Zum Verdünnen der Proben wird eine Lösung aus 1 ml Triton X-100 und 200 µl HNO3 suprapur mit Reinstwasser auf 100 ml aufgefüllt.

2.3 Probenvorbereitung

Die Probenvorbereitung ist häufig ein sehr zeit- und damit auch kostenintensiver Arbeitsschritt im Analysenablauf. Bei einem Säureaufschluss kommt es zudem leicht zu einer Kontamination der Proben. Eine möglichst einfache Probenvorbereitung dient daher neben wirtschaftlichen Aspekten auch der Richtigkeit der Analysenergebnisse.

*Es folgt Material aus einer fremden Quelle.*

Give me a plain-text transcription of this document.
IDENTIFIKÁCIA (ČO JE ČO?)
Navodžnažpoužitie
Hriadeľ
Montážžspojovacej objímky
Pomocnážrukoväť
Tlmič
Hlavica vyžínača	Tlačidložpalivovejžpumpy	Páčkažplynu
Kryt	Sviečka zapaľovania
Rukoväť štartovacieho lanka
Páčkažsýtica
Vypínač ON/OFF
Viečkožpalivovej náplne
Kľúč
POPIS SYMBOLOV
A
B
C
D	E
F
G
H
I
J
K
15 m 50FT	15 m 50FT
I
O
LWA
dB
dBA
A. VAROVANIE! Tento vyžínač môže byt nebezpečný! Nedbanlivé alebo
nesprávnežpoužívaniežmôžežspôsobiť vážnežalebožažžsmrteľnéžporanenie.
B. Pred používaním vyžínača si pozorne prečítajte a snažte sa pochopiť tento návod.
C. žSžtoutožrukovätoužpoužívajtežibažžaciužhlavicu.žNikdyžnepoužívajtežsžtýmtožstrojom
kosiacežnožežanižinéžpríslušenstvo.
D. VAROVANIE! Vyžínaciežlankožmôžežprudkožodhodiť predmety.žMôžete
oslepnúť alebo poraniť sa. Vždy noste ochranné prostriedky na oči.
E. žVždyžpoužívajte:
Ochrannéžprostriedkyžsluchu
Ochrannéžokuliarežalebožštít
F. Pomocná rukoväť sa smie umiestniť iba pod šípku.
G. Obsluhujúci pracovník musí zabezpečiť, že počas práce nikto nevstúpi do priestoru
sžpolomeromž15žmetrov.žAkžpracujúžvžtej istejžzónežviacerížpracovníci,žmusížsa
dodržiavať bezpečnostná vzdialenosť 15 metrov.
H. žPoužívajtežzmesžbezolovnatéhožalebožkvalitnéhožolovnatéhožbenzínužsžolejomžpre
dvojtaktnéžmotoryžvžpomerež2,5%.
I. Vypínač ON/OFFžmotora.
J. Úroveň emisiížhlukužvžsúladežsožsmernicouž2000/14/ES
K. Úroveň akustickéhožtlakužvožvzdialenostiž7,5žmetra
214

Die Probenvorbereitung besteht bei der Bestimmung von Blei in Vollblut und Selen in Serum lediglich aus einem Verdünnen der Proben mit der zuvor hergestellten Triton-X-100-Lösung. Bei der Bleibestimmung ist die Verdünnung abhängig von der Konzentration in der Probe. Arbeitsmedizinische Proben enthalten häufig deutlich höhere Bleikonzentrationen als umweltmedizinische Proben. Wichtig ist, dass der lineare Arbeitsbereich der Messung nicht überschritten wird. Bei niedrigen Konzentrationen hat sich eine Verdünnung 1+9 als geeignet herausgestellt [4], bei hohen Konzentrationen auch 1+49. Bei der Bestimmung von Se in Serum gelangt man aufgrund des geringeren Schwankungsbereiches meist mit einer 1+9 Verdünnung zu guten Ergebnissen.

2.4 Messung

Im Folgenden werden die Analysenmethoden vorgestellt und die Besonderheiten erklärt. Hierdurch ist es leicht möglich, die Methoden auch für andere Elemente zu adaptieren.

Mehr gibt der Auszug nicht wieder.